# 4x4 Driving Lamps



## IanDelve (Dec 6, 2007)

Hi all,
Just got 4 8" wipac 4x4 driving lamps to mount on the front of
my "A" bar on my 07 columbia. Anyone else mounted extra lights on the
front ? If so what was the ease of wiring in ??

Best regards,

IanD


----------



## aussietrail (Sep 24, 2004)

IanDelve said:


> Anyone else mounted extra lights on the
> front?
> 
> Best regards,
> ...


Yeah, on the front, on the top and everywhere else LOL 

Have a look HERE

Wiring is not that hard, but you will need a separate relay and light switch.


----------



## The Mad Hat Man (Oct 3, 2006)

yu going nite-time green-laning in an X-T?

hope its not on your own


----------



## ian0 (Nov 28, 2008)

aussietrail said:


> Wiring is not that hard, but you will need a separate relay and light switch.

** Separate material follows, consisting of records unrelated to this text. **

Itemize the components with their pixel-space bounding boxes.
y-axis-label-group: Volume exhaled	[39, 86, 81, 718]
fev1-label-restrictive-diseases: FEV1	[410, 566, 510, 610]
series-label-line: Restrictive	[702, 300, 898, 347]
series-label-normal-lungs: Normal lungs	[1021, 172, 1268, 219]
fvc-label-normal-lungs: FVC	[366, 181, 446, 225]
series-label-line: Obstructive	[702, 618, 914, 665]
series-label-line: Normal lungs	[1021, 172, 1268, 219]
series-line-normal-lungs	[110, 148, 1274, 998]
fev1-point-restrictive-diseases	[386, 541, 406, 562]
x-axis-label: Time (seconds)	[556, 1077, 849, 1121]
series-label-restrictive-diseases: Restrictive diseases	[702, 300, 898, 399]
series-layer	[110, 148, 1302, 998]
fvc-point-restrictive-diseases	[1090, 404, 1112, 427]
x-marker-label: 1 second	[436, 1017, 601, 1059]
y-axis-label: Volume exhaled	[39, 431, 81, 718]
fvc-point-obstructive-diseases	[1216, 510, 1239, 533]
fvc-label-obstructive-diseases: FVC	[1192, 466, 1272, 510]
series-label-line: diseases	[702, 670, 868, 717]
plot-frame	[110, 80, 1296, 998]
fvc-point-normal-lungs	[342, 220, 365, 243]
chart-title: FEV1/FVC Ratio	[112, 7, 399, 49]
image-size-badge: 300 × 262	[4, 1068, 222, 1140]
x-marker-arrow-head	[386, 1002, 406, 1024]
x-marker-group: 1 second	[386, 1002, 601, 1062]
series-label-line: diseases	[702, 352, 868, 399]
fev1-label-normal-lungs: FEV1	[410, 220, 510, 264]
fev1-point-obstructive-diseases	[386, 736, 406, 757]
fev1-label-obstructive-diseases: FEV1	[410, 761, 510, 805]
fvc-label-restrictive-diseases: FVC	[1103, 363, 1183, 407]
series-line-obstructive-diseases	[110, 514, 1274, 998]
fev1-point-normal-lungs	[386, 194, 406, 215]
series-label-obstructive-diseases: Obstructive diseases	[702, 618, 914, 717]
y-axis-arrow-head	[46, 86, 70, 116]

Hi there, about to add driving lights to my X-Trail, but not sure which wire to connect the relay to. Is the X-Trail ground switched? I see 1 red wire and 2 black wires to the headlights. I assume the red wire is hot (12v), but the other 2? There's a black with red stripe and a black one. I guess the red stripe is for the high beam? My Subaru Forester is ground switched meaning I had to connect the relay to the +12v and the high beam return to activate the driving lights rather than the standard high beam and earth connections... Is the Nissan the same?

Sorry about all the questions! 

:newbie:


----------



## IanDelve (Dec 6, 2007)

*4x4 Driving lamps*

Picture of my Exy with the driving lamps fitted to the A bar can be seen on the uk forum at UK Nissan X-Trail Owners Forum • Login
Will take some more when i get time as this was taken on a mobile phone...

Yes Jalal the image used to blank the number plate is off the Aussi Forum  !!!

Best regards,
IanD (Stockport, UK)


----------



## ian0 (Nov 28, 2008)

It's OK, I've done it by trial and error. Nissans are NOT ground switched (this means that all wires remain high (+12v) until one is grounded to put a light on), unlike Toyotas and Subarus, so I just connected the relay across from ground to the black with red stripe headlight wire, and everything works fine.


----------



## aussietrail (Sep 24, 2004)

IanDelve said:


> Yes Jalal the image used to blank the number plate is off the Aussi Forum  !!!
> 
> Best regards,
> IanD (Stockport, UK)


No problems 

I think they're far too low from the ground mate. If I were you and wanted to use all 4 spotties, I would have mounted them on the side of the nudge bar.


----------